Had things been handled differently in recent weeks, Froome could well have seen out his career at Ineos.
Israel Start-Up what?
Still, it's happened now. Froome's deal with Israel Start-Up Nation is likely to make him world cycling's top earner, personal sponsorship deals permitting, at around 5m euros a year.
That multi-year deal was made possible by the team's billionaire owners - property developer Adams and investment banker Ron Baron. They are spending to establish Israel Start-Up Nation as a main player on the World Tour. They also want to upset cycling's established order. Just as Sir Dave Brailsford did a decade ago with Sky.
They became approved as a World Tour team by the UCI, cycling's governing body, last October after Israel Cycling Academy completed a takeover of Katusha. The new team took on Katusha's World Tour licence following the deal. Now they have big plans with Froome on board.
"Chris is a gentleman," says Adams from his home in Tel Aviv. "Polite to a fault. Very softly spoken. But none of that should be mistaken for a lack of heart and a burning desire to win.
"He's on the scale of a Michael Jordan or a Lionel Messi. His desire to win is powerful and overwhelming. He is one of the greatest talents in the sport."
Adams' excitement comes from a deep passion for cycling, having only discovered his own talent for the sport when he took it up in his forties.
The 61-year-old went on win a world masters title in 2015 and 2017, having won six titles in Canada before his move to Israel in 2015.
Much has been achieved since. A velodrome has been constructed in Tel Aviv, and Israel hosted the first three stages of the 2018 Giro d'Italia. Now Adams has the second most decorated cyclist in Tour history to power him to glory.
What's in it for Froome?
In April, Froome said his focus for the remainder of his career was on trying to win more Tours de France than any other rider.
Back in April, Froome announced his focus for the remainder of his career is to try to win more Tours than any other rider. Eddy Merckx, Jacques Anquetil, Miguel Indurain and Bernard Hinault have all won five. Froome needs two more victories to pass them.
This is the big reason for him to sign with Israel Start-Up Nation: He will be the sole focus of the team's primary aim - to win the Tour de France. Ineos only guarantee to give their full backing to whichever rider is in better form going into the decisive part of a Grand Tour race.

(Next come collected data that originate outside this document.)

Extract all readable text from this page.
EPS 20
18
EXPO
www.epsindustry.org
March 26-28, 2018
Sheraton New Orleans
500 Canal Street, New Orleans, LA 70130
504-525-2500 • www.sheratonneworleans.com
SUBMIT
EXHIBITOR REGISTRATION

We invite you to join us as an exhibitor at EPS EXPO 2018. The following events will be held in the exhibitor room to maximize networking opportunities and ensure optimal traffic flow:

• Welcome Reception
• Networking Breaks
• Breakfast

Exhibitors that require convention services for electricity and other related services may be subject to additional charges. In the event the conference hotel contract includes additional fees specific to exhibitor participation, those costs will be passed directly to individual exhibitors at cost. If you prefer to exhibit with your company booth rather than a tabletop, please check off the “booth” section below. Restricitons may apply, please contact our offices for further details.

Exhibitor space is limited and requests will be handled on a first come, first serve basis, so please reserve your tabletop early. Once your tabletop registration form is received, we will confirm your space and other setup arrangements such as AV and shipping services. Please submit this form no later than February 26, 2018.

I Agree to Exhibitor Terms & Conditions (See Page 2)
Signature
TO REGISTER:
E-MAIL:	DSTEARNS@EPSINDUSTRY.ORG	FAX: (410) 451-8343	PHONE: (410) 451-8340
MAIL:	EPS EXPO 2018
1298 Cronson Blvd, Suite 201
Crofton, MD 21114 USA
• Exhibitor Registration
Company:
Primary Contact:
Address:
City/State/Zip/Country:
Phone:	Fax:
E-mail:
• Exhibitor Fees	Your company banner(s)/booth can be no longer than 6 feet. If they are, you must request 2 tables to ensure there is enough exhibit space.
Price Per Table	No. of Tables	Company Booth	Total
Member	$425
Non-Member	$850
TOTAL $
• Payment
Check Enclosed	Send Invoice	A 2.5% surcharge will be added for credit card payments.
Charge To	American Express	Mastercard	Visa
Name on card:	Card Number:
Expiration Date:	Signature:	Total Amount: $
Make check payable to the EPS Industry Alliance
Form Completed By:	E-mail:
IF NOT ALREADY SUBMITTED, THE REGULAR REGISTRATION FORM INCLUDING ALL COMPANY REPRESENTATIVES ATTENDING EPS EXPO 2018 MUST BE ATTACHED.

At Ineos, Froome was having to share the status of team leader with Bernal and 2018 Tour de France winner Geraint Thomas. His unease had been growing across this year.
"Chris wants to be the greatest Tour de France rider of all time," says Adams. "And he also has a secondary goal, by the way, which is to win 11 Grand Tours.
"If he wins two more Tours he would be up to nine - just two away the great Eddy Merckx's 11 Grand Tour wins. And I believe Merckx is considered to be the greatest cyclist of all time. So this could make a good case for Chris to be the greatest."
Froome is signing up with someone who knows his stuff. Adams is a real cycling fan - following all the three-week races and the spring classics. He even attends training camps and rides with the squad.
What is the team's ambition?
To boost the team that will carry the weight of Froome's expectations, Israel Start-Up Nation will make additions. They already boast some quality riders, though - Ireland's combative Dan Martin and British former hour record holder Alex Dowsett, who became part of the team following the Katusha takeover.
Adams is the "self-appointed ambassador of Israel" and is determined to change the way the country is viewed and put them on the cycling map.
"I stole a page from British cycling," he said. "Britain went from being a non entity in cycling to being the greatest nation on Earth, and I'm hoping that tiny Israel can imitate the UK's success and we can have some champions."
He's stolen more than a page. He's stolen the best rider.